Identity Technology – It’s Really Just Math
The field of biometrics is the measurement and analysis of unique physical characteristics (such as fingerprint or voice patterns) especially as a means of verifying or identifying a person. In the case of facial recognition, a feature set, called a template, is extracted from the image of the face during the enrollment process and stored in a database instead of the actual image. Templates are very small compared to images so comparing templates is faster and less computationally intensive as comparing images. Also, templates can never be converted back into a photograph, so working with templates is more secure than working with photographs. Here we’ll discuss the basics of what templates are the advantages of their use.
What is a Template?
A template is a mathematical structure that represents elements as linear transformations of vector spaces. These will be unique from person to person. During identification, the neural net templatizes the probe and proceeds to perform a 1:N comparison. This means that the probe template is compared to every template in the database. Similarity scores are computed and using a threshold the top scoring enrollment is returned as the probable identity.
For an example we’ll look at a CNN (convolutional neural network). These networks follow the common example of the human brain in the way that each “neuron” receives an input and based on some weights and biases spits out an output. What is being done here behind the scenes is the computation of the scalar product (plus a couple other functions). Here is a visual example that demonstrates the process. The scalar product is computed by taking vectors of equal dimensionality, multiplying two values of the same dimension and determining the sum over n total dimensions of the vector space. These neurons are connected together in methods defined by the layer. A layer is a collection of neurons that cooperate at some specified depth in the network. To give a simple layer by layer description, first the neural network will take in an image of bounded width and height and split the image into the three RGB color channels.
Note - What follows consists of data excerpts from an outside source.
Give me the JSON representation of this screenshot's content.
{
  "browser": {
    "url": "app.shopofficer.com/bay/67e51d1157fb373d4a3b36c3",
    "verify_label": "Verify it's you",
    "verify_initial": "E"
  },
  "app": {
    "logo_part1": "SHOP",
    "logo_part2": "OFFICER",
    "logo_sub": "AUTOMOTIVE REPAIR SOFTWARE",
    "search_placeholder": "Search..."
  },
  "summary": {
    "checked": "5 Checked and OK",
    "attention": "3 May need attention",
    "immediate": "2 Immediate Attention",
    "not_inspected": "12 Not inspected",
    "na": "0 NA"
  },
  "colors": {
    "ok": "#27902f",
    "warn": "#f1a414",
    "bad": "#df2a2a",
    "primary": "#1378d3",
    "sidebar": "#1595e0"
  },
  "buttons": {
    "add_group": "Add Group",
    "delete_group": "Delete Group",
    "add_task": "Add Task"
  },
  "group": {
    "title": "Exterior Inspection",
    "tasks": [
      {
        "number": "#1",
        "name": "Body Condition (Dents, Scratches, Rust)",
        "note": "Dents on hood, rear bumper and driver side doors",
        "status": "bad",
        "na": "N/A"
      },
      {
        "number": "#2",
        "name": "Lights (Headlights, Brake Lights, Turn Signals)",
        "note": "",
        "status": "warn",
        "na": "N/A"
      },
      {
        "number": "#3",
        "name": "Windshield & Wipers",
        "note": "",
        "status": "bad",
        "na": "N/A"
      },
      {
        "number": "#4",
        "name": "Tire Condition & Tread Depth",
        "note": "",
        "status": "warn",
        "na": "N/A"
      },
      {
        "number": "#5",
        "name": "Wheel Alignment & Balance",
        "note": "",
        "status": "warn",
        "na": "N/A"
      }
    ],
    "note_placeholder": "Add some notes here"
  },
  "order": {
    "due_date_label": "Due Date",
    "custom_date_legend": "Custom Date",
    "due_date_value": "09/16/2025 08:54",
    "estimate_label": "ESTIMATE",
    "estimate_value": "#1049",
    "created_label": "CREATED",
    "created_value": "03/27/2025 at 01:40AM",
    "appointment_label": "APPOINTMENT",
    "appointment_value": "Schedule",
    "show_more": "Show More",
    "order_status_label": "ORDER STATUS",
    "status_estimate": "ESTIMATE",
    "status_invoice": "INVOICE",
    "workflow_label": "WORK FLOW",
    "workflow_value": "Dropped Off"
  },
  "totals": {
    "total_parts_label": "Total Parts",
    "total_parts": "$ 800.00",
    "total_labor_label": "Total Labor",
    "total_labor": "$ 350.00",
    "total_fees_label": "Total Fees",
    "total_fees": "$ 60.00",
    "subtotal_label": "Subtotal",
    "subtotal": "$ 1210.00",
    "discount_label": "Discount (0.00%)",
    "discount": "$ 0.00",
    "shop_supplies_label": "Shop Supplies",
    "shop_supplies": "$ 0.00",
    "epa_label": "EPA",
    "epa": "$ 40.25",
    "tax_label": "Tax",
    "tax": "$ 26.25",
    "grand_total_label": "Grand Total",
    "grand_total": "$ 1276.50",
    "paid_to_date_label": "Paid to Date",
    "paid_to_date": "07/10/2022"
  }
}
Next the network will take that previous layer’s output and convolve it to form the convolution layer. Convolution is the linear operation that multiplies a set of weights with the input. Effectively this performs a matrix multiplication operation in localized areas of the representation. The output is then provided as the input of a rectified linear activation layer (ReLU). ReLU is a fancy term for a function that returns a value if the input is greater than or equal to zero. This layer, however trivial sounding, is very useful in speeding up the process. Activation functions approach zero by limit definition but from a computation standpoint are still nontrivial, the ReLU function provides a simple computation with linear behavior. In the end this equates to an increase in performance. The output is passed to a pooling layer which reduces the size of the input. This layer is also tuned to retain valuable information which exhibit rotation and translation invariance.
Finally, the previous layers output is passed to the fully connected layer where the voting occurs. This is what determines if the templatized image matches a database template above the set threshold. This is a simplified explanation and a complex image requires many iterations of these layers, but the general idea is still valid. The threshold at which the image becomes a template is after the convolution layer. The image becomes abstract after the convolution in the sense that it no longer contains information that a human can perceive as facial data. Assuming the image is deleted after this process, the resultant data is of no value to anything other than a neural network.